Mankind has always been equally fascinated and horrified by the specter of mental illness, which explains in part the phenomenal successes of the pop oversimplifications. But, as always, there's a dearth of solid and accessible works like this one. Dr. Snyder, who is Professor of Psychiatry and Pharmacology at Johns Hopkins, strikes a fine balance between sophistication and generalization in this overview of what researchers and clinicians now know about the prevalence, varieties, specific symptoms, biological and sociological causes, and chances for recovery from that still mysterious cluster of maladies we call mental disease. His book is extremely well-organized within the three basic if sometimes overlapping categories of neurosis, depression and schizophrenia, and includes a digest of the variety of therapies available.

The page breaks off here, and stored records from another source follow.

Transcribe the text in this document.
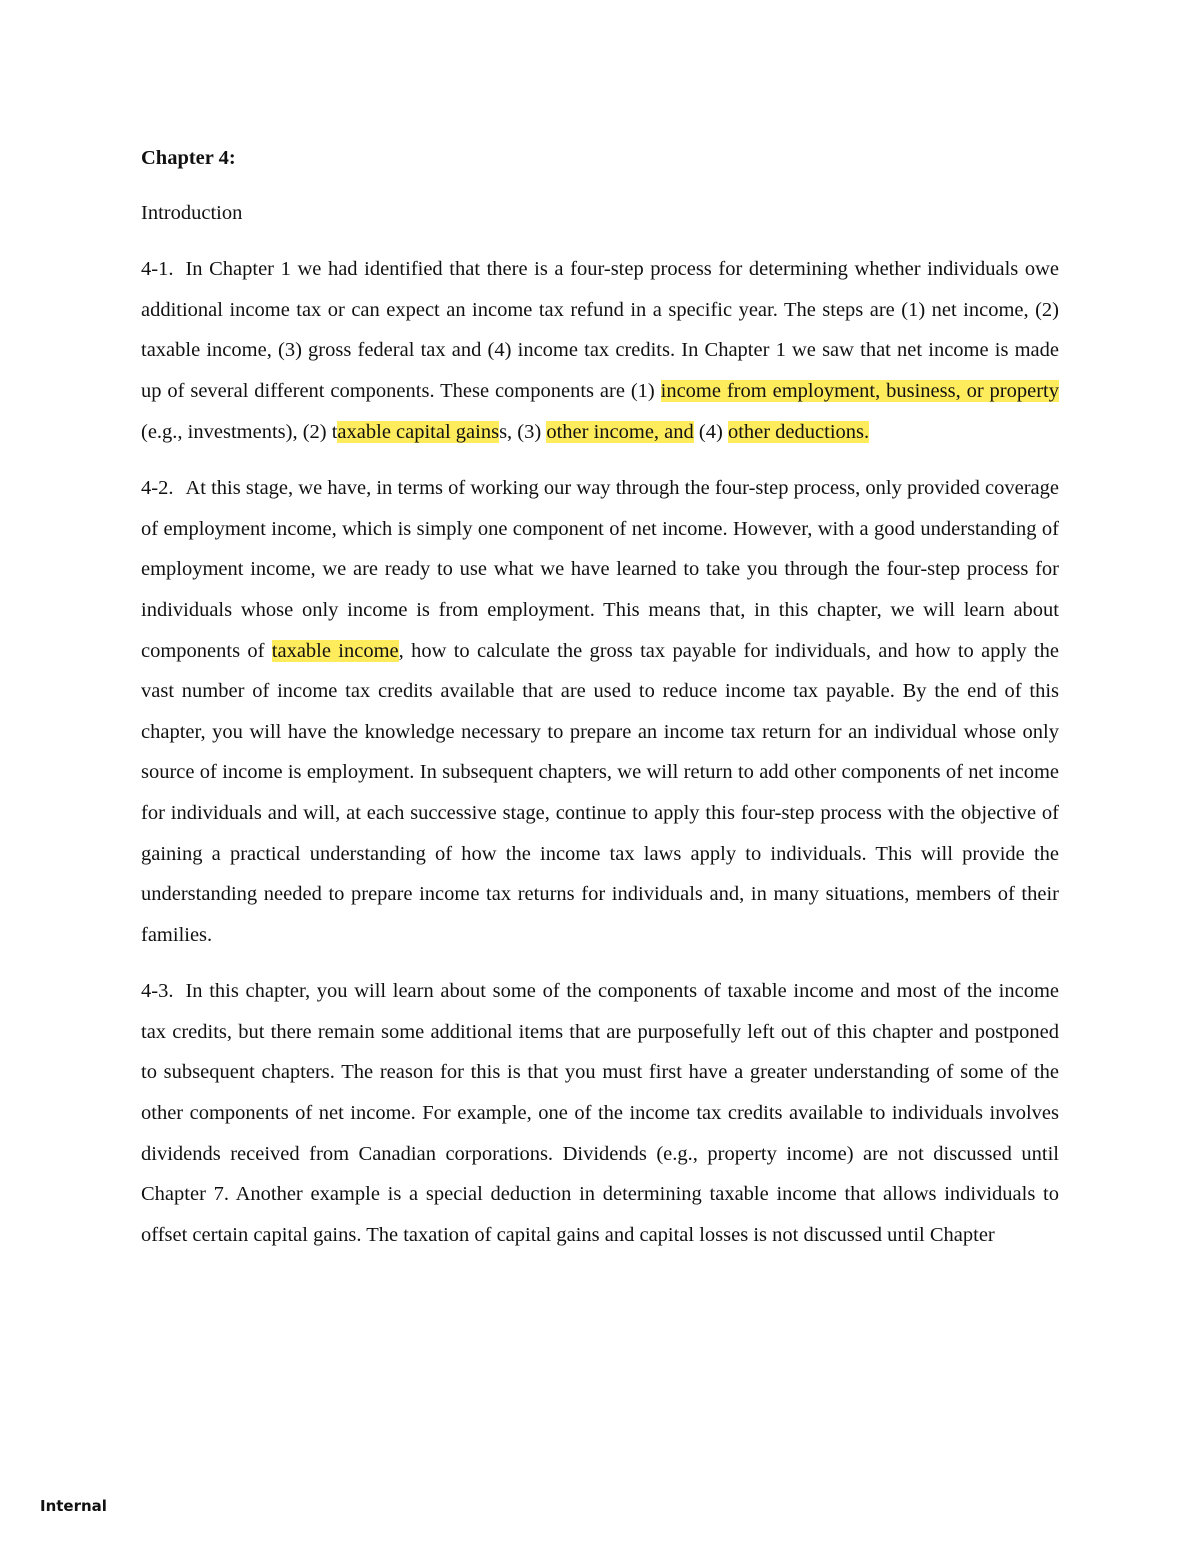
Chapter 4:
Introduction

4-1. In Chapter 1 we had identified that there is a four-step process for determining whether individuals owe additional income tax or can expect an income tax refund in a specific year. The steps are (1) net income, (2) taxable income, (3) gross federal tax and (4) income tax credits. In Chapter 1 we saw that net income is made up of several different components. These components are (1) income from employment, business, or property (e.g., investments), (2) taxable capital gainss, (3) other income, and (4) other deductions.

4-2. At this stage, we have, in terms of working our way through the four-step process, only provided coverage of employment income, which is simply one component of net income. However, with a good understanding of employment income, we are ready to use what we have learned to take you through the four-step process for individuals whose only income is from employment. This means that, in this chapter, we will learn about components of taxable income, how to calculate the gross tax payable for individuals, and how to apply the vast number of income tax credits available that are used to reduce income tax payable. By the end of this chapter, you will have the knowledge necessary to prepare an income tax return for an individual whose only source of income is employment. In subsequent chapters, we will return to add other components of net income for individuals and will, at each successive stage, continue to apply this four-step process with the objective of gaining a practical understanding of how the income tax laws apply to individuals. This will provide the understanding needed to prepare income tax returns for individuals and, in many situations, members of their families.

4-3. In this chapter, you will learn about some of the components of taxable income and most of the income tax credits, but there remain some additional items that are purposefully left out of this chapter and postponed to subsequent chapters. The reason for this is that you must first have a greater understanding of some of the other components of net income. For example, one of the income tax credits available to individuals involves dividends received from Canadian corporations. Dividends (e.g., property income) are not discussed until Chapter 7. Another example is a special deduction in determining taxable income that allows individuals to offset certain capital gains. The taxation of capital gains and capital losses is not discussed until Chapter

Internal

He devotes a chapter to the understanding of suicide, the unthinkable ""final solution,"" which Snyder contends ranks with heart disease and cancer as a leading cause of death--though often it is accomplished in disguised form. His particular emphasis is on Freud and his disciples, but the book also discusses controversial theorists like Janov (whose ""Primal Scream"" he considers a high risk) and Laing (given to ""hyperbole"") as well as the merits and drawbacks of group. Basic, authoritative and sympathetic.